Alt Madlitz und Ziebingen
Die Reichsgrafen Finck von Finckenstein, die aus Ostpreußen stammten, am preußischen Königshof in hohen Staatsämtern saßen und seit 1751 auch in der östlichen Mark begütert waren, haben sich, obwohl sie selbst künstlerisch und literarisch so gut wie nicht in Erscheinung traten, durch den Grafen Friedrich Ludwig Karl, der von 1745 bis 1818 lebte, einen würdigen Platz in der Kunst- und Literaturgeschichte der Mark verdient. Dieser Finckenstein nämlich, den Friedrich der Große im Verlauf des sogenannten Müller-Arnold-Prozesses 1779 ungerechtfertigt als Regierungspräsident der Neumark abgesetzt hatte und der auch unter Friedrichs Nachfolgern nicht nach anderen Ämtern strebte, sondern sich seinen Gütern und seinen künstlerischen Interessen widmete, betätigte sich nicht nur als Parkgestalter und Übersetzer altgriechischer Lyrik, sondern auch als Mäzen.
Ludwig Tieck, der mit seiner Familie von der Schriftstellerei nicht hätte leben können, brachte er für mehr als fünfzehn Jahre in Ziebingen unter. Er war, wie Tieck, von den neu entdeckten Minnesängern und dem Nibelungenlied begeistert, liebte die Literatur des 18. Jahrhunderts, ließ für den bei Kunersdorf gefallenen Ewald von Kleist , dessen "Frühling" er in einer kritischen Ausgabe herausgab, in seinem herrlichen Landschaftspark eine Ehrenpforte errichten. Er holte den begabten Architekten Hans-Christian Genelli nach Madlitz, der für ihn Gartenarchitektur entwarf und Schloß Ziebingen in frühklassizistischem Stil umbaute. Der als Schütz-Lacrimas bekannte romantische Dichter Wilhelm von Schütz heiratete eine seiner Töchter. Er komponierte, musizierte mit seinen zehn Kindern, sang Gluck und Palestrina, und da so viel Kultur und so viele Berühmtheiten andere Berühmtheiten, wie die Humboldts, Schleiermacher, den Philosophen Solger, den Maler Runge und den jungen Eichendorff anzogen, wurden die Finckensteinschen Besitzungen zu einer Art Zentrum der Berliner Romantik - und natürlich auch zum Gegenstand des Klatsches bis nach Jena und Weimar hin.
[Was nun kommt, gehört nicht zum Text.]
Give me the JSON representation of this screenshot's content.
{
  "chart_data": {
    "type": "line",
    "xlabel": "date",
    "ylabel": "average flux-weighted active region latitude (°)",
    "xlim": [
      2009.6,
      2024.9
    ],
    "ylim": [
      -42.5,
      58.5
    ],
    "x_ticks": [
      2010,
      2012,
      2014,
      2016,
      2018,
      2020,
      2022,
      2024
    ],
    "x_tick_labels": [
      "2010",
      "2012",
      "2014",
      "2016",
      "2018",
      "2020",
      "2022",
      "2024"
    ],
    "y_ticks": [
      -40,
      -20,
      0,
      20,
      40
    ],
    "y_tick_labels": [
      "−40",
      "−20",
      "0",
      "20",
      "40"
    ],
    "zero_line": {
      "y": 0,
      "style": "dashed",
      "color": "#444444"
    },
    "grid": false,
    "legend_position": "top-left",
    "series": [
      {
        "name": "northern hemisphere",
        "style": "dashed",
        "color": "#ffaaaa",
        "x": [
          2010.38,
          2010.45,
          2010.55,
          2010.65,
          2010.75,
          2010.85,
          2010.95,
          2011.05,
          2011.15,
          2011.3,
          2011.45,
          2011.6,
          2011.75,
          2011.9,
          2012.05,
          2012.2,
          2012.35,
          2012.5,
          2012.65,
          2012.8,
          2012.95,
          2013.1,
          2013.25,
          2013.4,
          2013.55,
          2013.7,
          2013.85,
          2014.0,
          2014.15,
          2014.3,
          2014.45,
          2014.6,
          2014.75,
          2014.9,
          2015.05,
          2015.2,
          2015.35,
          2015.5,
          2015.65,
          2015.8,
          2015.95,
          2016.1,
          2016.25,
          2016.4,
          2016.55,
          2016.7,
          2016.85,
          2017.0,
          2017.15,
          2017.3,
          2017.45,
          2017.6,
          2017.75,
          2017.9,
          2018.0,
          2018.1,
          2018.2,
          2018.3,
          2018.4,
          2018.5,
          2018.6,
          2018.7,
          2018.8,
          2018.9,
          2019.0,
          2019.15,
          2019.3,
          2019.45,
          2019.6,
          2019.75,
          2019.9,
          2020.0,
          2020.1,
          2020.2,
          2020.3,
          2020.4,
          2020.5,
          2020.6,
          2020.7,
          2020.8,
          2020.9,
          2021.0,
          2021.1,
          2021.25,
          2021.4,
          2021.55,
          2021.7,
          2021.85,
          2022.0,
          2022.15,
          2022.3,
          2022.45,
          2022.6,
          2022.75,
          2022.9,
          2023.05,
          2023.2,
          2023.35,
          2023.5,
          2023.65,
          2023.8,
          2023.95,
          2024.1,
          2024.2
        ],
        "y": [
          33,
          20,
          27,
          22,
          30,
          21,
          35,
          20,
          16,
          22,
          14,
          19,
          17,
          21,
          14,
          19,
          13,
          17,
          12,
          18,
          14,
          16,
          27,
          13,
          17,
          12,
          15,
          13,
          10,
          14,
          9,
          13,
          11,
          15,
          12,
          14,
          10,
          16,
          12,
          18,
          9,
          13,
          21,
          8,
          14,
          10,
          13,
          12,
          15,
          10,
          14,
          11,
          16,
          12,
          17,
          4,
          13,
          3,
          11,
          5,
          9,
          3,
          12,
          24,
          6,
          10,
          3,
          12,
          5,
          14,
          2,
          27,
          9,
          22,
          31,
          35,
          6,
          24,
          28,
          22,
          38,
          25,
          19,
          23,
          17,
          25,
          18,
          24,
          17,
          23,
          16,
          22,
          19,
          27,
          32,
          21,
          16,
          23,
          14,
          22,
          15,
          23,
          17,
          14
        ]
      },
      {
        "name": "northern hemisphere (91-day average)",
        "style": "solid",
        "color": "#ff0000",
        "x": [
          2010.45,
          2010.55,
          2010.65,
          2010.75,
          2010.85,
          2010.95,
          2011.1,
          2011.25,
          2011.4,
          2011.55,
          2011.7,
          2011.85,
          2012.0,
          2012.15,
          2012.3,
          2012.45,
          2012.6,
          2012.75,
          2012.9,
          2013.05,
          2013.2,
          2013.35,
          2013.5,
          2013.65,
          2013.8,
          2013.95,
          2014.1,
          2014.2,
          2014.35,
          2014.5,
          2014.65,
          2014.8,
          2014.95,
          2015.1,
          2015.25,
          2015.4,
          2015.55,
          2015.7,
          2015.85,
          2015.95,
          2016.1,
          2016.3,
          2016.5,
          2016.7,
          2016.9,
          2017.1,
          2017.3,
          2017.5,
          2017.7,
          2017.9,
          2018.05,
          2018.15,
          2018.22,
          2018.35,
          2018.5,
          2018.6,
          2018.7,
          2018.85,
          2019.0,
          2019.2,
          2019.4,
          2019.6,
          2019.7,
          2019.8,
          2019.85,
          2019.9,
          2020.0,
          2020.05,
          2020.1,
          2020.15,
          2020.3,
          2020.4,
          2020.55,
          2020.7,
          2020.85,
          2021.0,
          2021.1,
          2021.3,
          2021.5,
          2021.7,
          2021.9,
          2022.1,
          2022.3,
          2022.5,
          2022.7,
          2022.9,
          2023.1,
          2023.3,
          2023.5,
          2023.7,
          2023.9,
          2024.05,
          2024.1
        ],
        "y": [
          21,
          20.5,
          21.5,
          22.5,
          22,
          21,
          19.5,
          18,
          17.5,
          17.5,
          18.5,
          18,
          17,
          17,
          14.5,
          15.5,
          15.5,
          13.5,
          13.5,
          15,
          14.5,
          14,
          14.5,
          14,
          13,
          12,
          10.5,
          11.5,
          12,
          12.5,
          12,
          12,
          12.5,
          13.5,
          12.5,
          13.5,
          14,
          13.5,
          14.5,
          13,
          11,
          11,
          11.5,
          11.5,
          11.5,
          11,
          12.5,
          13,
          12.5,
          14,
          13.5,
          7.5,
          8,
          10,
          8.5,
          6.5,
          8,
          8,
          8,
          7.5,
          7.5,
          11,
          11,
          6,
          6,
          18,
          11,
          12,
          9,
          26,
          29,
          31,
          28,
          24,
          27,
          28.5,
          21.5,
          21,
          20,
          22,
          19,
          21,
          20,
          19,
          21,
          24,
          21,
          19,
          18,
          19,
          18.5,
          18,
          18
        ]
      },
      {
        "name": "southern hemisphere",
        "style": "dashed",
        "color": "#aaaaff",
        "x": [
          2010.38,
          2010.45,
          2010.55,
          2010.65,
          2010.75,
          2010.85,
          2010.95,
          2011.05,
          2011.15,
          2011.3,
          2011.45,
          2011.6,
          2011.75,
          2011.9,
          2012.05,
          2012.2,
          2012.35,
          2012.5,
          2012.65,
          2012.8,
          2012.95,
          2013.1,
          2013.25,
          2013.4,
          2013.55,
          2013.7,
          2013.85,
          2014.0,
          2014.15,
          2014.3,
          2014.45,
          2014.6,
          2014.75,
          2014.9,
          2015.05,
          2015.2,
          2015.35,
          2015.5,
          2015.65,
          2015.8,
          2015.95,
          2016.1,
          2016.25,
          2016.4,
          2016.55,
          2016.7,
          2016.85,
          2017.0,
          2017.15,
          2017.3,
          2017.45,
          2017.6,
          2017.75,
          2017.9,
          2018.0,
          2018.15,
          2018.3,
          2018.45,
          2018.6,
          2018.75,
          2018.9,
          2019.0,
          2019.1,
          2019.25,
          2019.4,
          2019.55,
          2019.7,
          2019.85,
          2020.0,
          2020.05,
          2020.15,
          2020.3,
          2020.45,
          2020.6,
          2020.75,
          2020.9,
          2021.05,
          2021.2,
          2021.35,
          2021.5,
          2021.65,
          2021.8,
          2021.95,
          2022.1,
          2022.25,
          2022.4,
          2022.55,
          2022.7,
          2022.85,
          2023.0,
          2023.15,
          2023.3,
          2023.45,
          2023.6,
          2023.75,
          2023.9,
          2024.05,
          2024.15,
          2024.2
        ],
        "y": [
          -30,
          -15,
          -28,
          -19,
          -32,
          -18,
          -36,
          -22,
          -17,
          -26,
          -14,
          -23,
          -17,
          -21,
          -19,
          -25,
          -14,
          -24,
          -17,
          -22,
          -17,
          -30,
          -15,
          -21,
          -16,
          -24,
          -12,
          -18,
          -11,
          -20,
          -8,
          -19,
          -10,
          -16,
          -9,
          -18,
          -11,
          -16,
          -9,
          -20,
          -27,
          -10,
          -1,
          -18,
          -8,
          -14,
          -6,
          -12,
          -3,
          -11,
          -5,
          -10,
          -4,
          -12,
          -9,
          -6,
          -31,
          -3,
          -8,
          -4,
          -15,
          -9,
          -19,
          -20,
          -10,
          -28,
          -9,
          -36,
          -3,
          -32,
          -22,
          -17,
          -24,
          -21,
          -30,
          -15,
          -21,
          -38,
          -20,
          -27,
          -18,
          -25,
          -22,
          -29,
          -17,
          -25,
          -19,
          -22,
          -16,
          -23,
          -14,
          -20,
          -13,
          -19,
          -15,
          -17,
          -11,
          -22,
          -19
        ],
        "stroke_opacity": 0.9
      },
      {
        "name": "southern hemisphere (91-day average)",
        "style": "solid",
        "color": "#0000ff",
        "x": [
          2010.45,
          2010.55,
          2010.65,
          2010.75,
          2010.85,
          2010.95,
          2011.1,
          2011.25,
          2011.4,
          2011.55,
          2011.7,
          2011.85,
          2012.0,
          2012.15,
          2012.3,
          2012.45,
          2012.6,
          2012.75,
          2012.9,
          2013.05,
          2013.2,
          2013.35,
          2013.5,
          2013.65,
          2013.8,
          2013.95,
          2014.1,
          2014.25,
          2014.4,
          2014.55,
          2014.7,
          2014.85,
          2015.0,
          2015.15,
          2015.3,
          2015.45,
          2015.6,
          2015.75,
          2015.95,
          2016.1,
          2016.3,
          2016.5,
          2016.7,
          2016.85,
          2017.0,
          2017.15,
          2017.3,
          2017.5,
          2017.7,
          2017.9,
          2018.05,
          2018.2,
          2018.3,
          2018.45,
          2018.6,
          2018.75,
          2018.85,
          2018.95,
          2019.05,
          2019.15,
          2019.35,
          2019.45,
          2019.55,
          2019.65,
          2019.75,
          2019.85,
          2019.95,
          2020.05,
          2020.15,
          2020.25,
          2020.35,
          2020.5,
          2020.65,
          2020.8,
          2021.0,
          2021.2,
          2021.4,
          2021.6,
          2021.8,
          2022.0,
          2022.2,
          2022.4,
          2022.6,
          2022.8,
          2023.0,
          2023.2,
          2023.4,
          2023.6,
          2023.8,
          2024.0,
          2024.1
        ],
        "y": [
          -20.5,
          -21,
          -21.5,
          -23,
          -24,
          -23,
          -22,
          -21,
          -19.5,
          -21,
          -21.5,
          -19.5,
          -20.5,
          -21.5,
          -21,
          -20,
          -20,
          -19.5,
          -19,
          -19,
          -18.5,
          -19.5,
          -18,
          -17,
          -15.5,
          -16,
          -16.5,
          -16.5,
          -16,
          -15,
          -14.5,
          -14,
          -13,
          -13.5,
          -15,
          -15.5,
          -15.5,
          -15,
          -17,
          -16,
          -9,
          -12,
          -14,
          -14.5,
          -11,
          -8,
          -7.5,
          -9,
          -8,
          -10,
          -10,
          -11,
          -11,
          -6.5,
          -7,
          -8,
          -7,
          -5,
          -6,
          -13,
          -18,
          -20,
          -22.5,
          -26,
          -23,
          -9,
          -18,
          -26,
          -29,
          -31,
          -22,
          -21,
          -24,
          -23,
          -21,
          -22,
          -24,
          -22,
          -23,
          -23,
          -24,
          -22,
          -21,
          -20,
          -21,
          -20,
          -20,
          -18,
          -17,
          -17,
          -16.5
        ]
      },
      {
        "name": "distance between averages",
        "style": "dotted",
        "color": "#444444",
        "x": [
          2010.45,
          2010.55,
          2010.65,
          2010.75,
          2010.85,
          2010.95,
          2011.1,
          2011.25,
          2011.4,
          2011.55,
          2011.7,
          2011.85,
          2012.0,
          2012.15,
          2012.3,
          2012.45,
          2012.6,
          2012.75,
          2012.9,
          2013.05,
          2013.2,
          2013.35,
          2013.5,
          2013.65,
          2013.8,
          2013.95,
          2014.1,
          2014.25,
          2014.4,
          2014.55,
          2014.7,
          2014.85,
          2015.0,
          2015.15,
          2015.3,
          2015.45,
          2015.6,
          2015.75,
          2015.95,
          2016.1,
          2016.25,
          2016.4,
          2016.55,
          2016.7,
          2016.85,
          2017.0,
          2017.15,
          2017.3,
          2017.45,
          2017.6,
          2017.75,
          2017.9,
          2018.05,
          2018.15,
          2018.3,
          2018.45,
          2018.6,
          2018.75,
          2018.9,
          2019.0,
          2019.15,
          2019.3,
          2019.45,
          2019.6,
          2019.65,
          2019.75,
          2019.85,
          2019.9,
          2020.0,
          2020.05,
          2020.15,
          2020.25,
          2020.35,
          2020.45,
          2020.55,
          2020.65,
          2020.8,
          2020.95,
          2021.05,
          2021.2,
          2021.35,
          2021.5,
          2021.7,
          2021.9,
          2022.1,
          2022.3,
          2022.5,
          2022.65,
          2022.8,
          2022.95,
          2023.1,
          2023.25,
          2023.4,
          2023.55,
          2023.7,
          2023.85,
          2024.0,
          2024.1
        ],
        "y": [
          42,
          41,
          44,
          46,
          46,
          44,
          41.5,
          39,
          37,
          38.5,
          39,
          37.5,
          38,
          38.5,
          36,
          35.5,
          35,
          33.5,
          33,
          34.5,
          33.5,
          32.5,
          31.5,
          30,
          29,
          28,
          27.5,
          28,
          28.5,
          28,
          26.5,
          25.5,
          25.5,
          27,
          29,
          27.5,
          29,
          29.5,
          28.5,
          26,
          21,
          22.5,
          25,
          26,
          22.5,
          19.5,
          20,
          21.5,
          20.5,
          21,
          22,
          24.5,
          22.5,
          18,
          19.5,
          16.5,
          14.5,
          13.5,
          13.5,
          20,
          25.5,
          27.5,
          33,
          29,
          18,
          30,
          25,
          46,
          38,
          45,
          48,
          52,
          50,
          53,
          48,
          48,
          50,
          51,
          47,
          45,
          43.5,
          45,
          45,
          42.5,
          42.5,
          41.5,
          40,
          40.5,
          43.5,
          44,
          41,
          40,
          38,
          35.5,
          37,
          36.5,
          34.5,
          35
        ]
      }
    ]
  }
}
Denn die gebildeten und kunstliebenden Töchter und Söhne des für alles Kulturelle aufgeschlossene, politisch aber konservativen Grafen, die mit den Ideen der bürgerlichen Intelligenz aufwuchsen, gerieten bei Liebschaften oft in Konflikt mit den Standespflichten, besonders die älteren von ihnen, wie der Sohn und Erbe, Graf Karl, der Rahel Levin liebte und sie enttäuschen mußte, wie Caroline, die ohne Heirat mit Genelli lebte, und Henriette, die ihren geliebten, aber leider schon verheirateten Ludwig Tieck nie verließ.
Etwas von dem Zauber dieser Jahre, die mit dem Tod des Grafen, 1818, zu Ende gingen, ist in Tiecks Erzählungen und in den Gesprächen des "Phantasus" aufbewahrt worden. In Ziebingen, das östlich der Oder liegt, also heute zu Polen gehört und Cybinka heißt, sind Erinnerungen daran nicht mehr zu finden; denn der Schloßbau Genellis, in dessen rundgeformtem Theater Tieck, der gern als Vorleser glänzte, alle Zuhörer entzückte, ist nach einem Brand in den siebziger Jahren nicht mehr vorhanden.